Le juge Phelan a annulé la décision de la SAI et lui a renvoyé l'affaire pour qu'elle tienne une nouvelle audience.

 

[5]               Une nouvelle audience a eu lieu devant un tribunal différemment constitué de la SAI qui, dans une décision datée du 9 mars 2006, a de nouveau estimé que le demandeur était interdit de territoire au motif qu'il avait été l'instigateur ou l'auteur d'actes visant au renversement du gouvernement du Nigéria par la force.  

 

[6]               Le demandeur sollicite le contrôle judiciaire de cette décision pour plusieurs motifs. Il affirme que la SAI a commis une erreur en tirant certaines de ses conclusions au sujet de son présumé manque de crédibilité et en n'accordant pas suffisamment de poids à ses déclarations quant à certains faits et certaines probabilités. Il soutient que la preuve objective ne démontrait pas de façon évidente qu'il avait l'intention de recourir à la force. Il affirme en outre que les commissaires saisis de l'affaire ont commis une erreur de droit en rejetant son argument que l'alinéa 34(1)b) ne peut être interprété comme exigeant le recours à la force pour renverser un gouvernement despotique ou « terroriste », ce qu'était selon lui le gouvernement nigérian. La thèse du demandeur est que, comme la seule façon de renverser un gouvernement despotique est de recourir à la force, le législateur n'avait sûrement pas voulu exclure le recours à la force contre ce type de gouvernement. 

 

[7]               Le matin du 28 septembre 2006, date fixée pour l'instruction de la présente affaire, on m'a fait savoir que l'avocat du demandeur était malade et ne pouvait plaider.

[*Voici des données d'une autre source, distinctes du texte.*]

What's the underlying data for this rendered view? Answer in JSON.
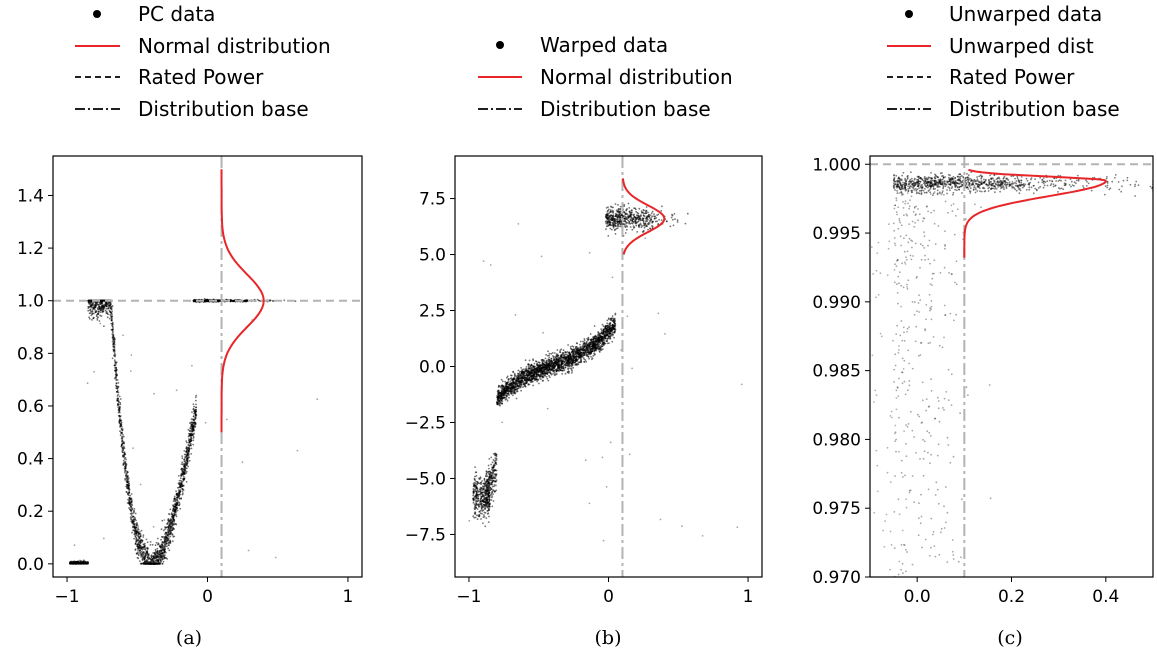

J'ai offert de reporter l'audience à la semaine du 23 octobre 2006. Toutefois, le demandeur, qui était présent, tenait à ce que l'audience ait lieu malgré l'absence de son avocat. Interrogé à ce sujet, il a confirmé que tel était son désir. Malgré le fait que l'avocate du défendeur doutait qu'il soit possible de procéder de la sorte sans faire parvenir à l'avocat du demandeur un préavis écrit pour mettre fin à ses services, j'ai expliqué qu'un tel préavis n'était exigé que lorsqu'une partie souhaite que l'avocat inscrit au dossier cesse d'occuper pour elle. À mon avis, il est loisible au client d'agir pour son propre compte devant la Cour même si son avocat est toujours inscrit au dossier. Nous avons donc procédé à la tenue de l'audience. J'ai attentivement examiné le mémoire rédigé par l'avocat du demandeur.

 

Analyse

[8]               Je suis convaincu que la demande de contrôle judiciaire doit être rejetée.

 

[9]               Pour ce qui est des conclusions de fait et de celles qui ont été tirées au sujet de la crédibilité, les parties conviennent que la norme de contrôle est celle de la décision manifestement déraisonnable. Je suis du même avis.

 

[10]           Le demandeur conteste plusieurs des conclusions défavorables tirées par les commissaires au sujet de la crédibilité. J'ai attentivement examiné ces conclusions en tenant compte des observations écrites de l'avocat du demandeur et du plaidoyer qu'il a fait devant la Cour. Dans l'ensemble, malgré le fait que le demandeur ne soit pas d'accord avec les contradictions que la SAI a relevées dans sa preuve, j'estime que le dossier permettait raisonnablement à la SAI de conclure à l'existence de pareilles contradictions. Certes, dans un cas ou deux, la SAI aurait pu en arriver à une conclusion différente, mais cela n'aurait eu aucune incidence sur le résultat final. Il m'est assurément impossible de considérer que les conclusions que la SAI a tirées au sujet de crédibilité sont manifestement déraisonnables.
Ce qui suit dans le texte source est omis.